Ç: Vallahi efendim biz Sezercik'le büyüyen bir toplumdan geliyoruz. Bu toplum -efendime söyliyim- "Gelinim Olur musun?" , "Oğluma Verir misin?" gibi programlarla ayakta kaldı bugüne kadar. İnsanlar o geçmişteki o abartılı komedi değerlerini ancak Avrupa Yakası'nın Eşşek'inci sezonunu izleyerek sağlam tutabiliyor. Böyle bir dönemde Vazo'nun değeri tam anlaşılamamıştı. Bu yüzden insanlara tokat etkisi yapacak, "Hmmm." diye düşündürecek bir şeyler yazmak zorunluydu.
A: Hamhum. Peki bir de arkadaşınız Doç. Dr. Oetker var. Bazıları ona Ötgır diyor. Bu bloga başlama işi nasıl oldu?
Ç: [Editör Notu: Röportajın bu kısmı cızırtılıydı. O yüzden her ne kadar özenli yazdıysam da anladığım şekliyle yazabildim.] Vallahi Doktor benim çok değer verdiğim çok cool bir insan. Onun gibisi dünyaya 100 yılda bir gelir. Kendisi daha çok büyük atılımlar yapacaktır. Bu Vazo'yu kurması bile onu tarihin önemli insanları arasına sokabilir.
A: Peki Mr. M. Çağın Kırca , yeni yazınızdan bahsetseniz birazda. Hala bitmedi değil mi?
Ç: Hayır. Maalesef uzun bir araştırma ve geliştirme sürecinden geçmesi gerekti. Hala bitiremedik.
A: Peki adı belli mi?
Ç: Evet. "Güz Bahçelerindeki Akasmalar'dan Çok Severdim Ben Seni Küçükken Kediciğim" olacak.
A: Ay ne süper ad. Çok sevdik. Sizi de öptük. Reklama giriyoruz. Döndüğümüzde siz gitmiş olacaksınız. Baay.
Ç: Ne demek efendim...
-Courtesy of NTVNSMBC

Efendim Mr. M. Çağın Kırca cephesinde gelişmeler böyle. Koçak bey malum, biliyorsunuz yerinde duramıyor. Poposuna hint biti kaçmış galiba. Yakınlarda bir vazelin sürmek gerekir.
Başak Hanım tekrar uykuya çekildi. Tanışma macerası höberik hüberik derkene yok oldu gitti. Onunla yakınlarda bir Zimbabwe seyahatimiz olacak. Dönüşte gezi notlarımızı da elbet sizinle paylaşacağız.

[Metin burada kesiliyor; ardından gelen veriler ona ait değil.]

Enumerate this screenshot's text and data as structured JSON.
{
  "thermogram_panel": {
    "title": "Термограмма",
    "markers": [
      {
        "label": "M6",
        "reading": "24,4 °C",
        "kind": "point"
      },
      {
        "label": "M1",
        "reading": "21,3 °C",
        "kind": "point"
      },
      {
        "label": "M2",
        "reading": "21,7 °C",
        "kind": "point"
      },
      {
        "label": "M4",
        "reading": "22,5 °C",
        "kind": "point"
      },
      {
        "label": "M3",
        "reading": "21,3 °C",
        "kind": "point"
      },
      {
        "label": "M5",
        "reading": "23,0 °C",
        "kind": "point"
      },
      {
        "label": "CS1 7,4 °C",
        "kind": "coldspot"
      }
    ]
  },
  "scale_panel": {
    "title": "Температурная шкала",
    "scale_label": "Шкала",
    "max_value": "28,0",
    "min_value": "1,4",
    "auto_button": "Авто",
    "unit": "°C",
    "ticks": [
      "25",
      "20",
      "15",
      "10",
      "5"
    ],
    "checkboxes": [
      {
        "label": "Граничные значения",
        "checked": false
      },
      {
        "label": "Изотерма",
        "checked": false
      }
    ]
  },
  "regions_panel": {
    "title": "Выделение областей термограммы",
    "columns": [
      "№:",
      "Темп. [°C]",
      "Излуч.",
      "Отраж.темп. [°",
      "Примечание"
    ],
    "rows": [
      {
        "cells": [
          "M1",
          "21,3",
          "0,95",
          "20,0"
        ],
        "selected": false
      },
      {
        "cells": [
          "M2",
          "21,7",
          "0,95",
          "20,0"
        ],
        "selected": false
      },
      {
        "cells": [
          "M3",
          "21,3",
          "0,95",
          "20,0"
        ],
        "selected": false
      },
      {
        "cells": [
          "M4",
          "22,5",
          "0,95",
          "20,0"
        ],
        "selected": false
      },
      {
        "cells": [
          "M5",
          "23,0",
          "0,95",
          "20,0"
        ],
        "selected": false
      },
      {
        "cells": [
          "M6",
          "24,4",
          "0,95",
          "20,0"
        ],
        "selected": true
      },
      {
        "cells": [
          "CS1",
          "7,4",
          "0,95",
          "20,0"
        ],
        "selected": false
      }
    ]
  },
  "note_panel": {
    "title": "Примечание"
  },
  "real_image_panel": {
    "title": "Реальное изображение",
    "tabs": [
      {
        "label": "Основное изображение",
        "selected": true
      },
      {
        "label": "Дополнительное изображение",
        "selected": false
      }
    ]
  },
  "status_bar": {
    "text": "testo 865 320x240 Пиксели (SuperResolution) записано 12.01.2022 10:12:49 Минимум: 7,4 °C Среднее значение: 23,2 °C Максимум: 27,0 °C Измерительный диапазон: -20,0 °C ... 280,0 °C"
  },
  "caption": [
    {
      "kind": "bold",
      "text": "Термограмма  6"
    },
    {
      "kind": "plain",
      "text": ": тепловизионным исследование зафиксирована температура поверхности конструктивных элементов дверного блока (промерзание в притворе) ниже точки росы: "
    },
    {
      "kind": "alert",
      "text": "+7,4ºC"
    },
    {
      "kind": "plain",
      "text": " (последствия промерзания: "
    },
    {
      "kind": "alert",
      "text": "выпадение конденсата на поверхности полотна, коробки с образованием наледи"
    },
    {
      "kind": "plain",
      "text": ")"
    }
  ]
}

Bir yazıyı daha bitirirkene şimdiye kadar Vazo hakkında yapılmış bazı yorumları derledim. Kıskananları nispet olması açısından teşir ediyorum.

"Thrilling" - Sunday Times

"Bir fincan Vazelin'in 40 yıl hatrı vardır." - 12 Kasım 2007 Milliğet Gazetesi Manşeti

"Bizler de vazelin kullanıyor, nitekim görmesek de vücudumuzun her yerine sürüyoruz." - Altınokta Yöreler Derneği

"Dava açıyorum!! Benim hayvanlar aleminde resimlerim ha? Vazo'nuzu da alın gidin!!" - Necip Tartip Derdöven

"Vazelin 1 YTL olacak." - Cem Üzen

"Katinamın elinde vazelin. Süremez ah süremez. Sürmesini bilmez, yavrum gözüm katinam. Getir sürelim, getir sürelim." - Tüysüz Vircin


Ya işte böyle sevgi tomarları. Bir kere daha gömüşene kadar Vazo'yla kalın, esen kalın, seksi olun.

Mucxxx,
Doç. Dr. Oetker

13 Kasım 2007 Salı

Merhabalar efenim. Düşündüm taşındım birazcık da kaşındım yazacak bişeyler buldum. Ben vazelinin diğer üyeleriyle nası tanıştığımı anlatayım.
Şimdi bakınız. Ben lise 1 de körpe bir genç kız iken bir IB sınıfına girmiş bulundum. Sınıf haremlik selamlık. Daha suratında tüy bitmemiş bir sürü delikanlı. Aralarında biri var ki siyah kolej ayakkabıları, püsküllü böyle, gömleğin kolları kıvrık, badi badi geziyor. Eleman ufacık tefecik içi dolu turşucuk tadında. "Anam" diyorum "bu benim kuzene benziyor!". Kaynaşmak biraz zaman alıyor fekat vıcık vıcık oluveriyoruz. Beraber İstanbul'a gitmeler, aynı odada kalıp yastık savaşı yapmalar felan fişmekan. Geliyoruz lise 2 yeeeee. Orda da aynı sınıftayız. Yine vıcık vıcık bir hal tavır. Lise 1 de farkına vardığımız film aşkımızla abuk subuk hareketlerde bulunuyoruz efendim. Durum öyle bir hal alıyor ki bütün hareketlerimiz aynı insan olduğumuzu gösteriyor. Öyle ki lise sonun ilk günü aldığımız çantaların aynı olduğunu bile farkediyoruz. Sonuç olarak efenim biz bu Doç. Dr. Oetker ile kavga dövüş memiş mimiş moş devam ediyoruz. Kendisi inatçı bir keçidir.
Gelelim ikinci elemana. Bu arkadaş böyle çöp gibiii, ipince kıvırcık saçlı bir delikanlı. Kendisinin kahverengi iri botları var. Ara sıra dolanıyor koridorda. Birileriyle muhabbet ediyor. Adını sanını bilmem etmem. Bir gün sınıfta sıranın üstünde oturuyorum, eleman da sınıfta. Bir müzik muhabbeti dönüyor ama bekleme salonundaki zoraki muhabbet kıvamında. Derken efenim lise 2 ye geliniyor yine. Bu sefer ekip büyüyor. Pek hazzetmiyoruz birbirimizden. Ta ki o zor döneme kadar. Baran'ımız giderken bu canım dostumla bizi birbirimize bağlıyor da gidiyor. O gün bugündür canım ciğerimdir kendisi. Sevgilerimi yolluyorum burdan. Ayrıca Almanya'daki enişteme... Neyse. Müzik için soyunurum.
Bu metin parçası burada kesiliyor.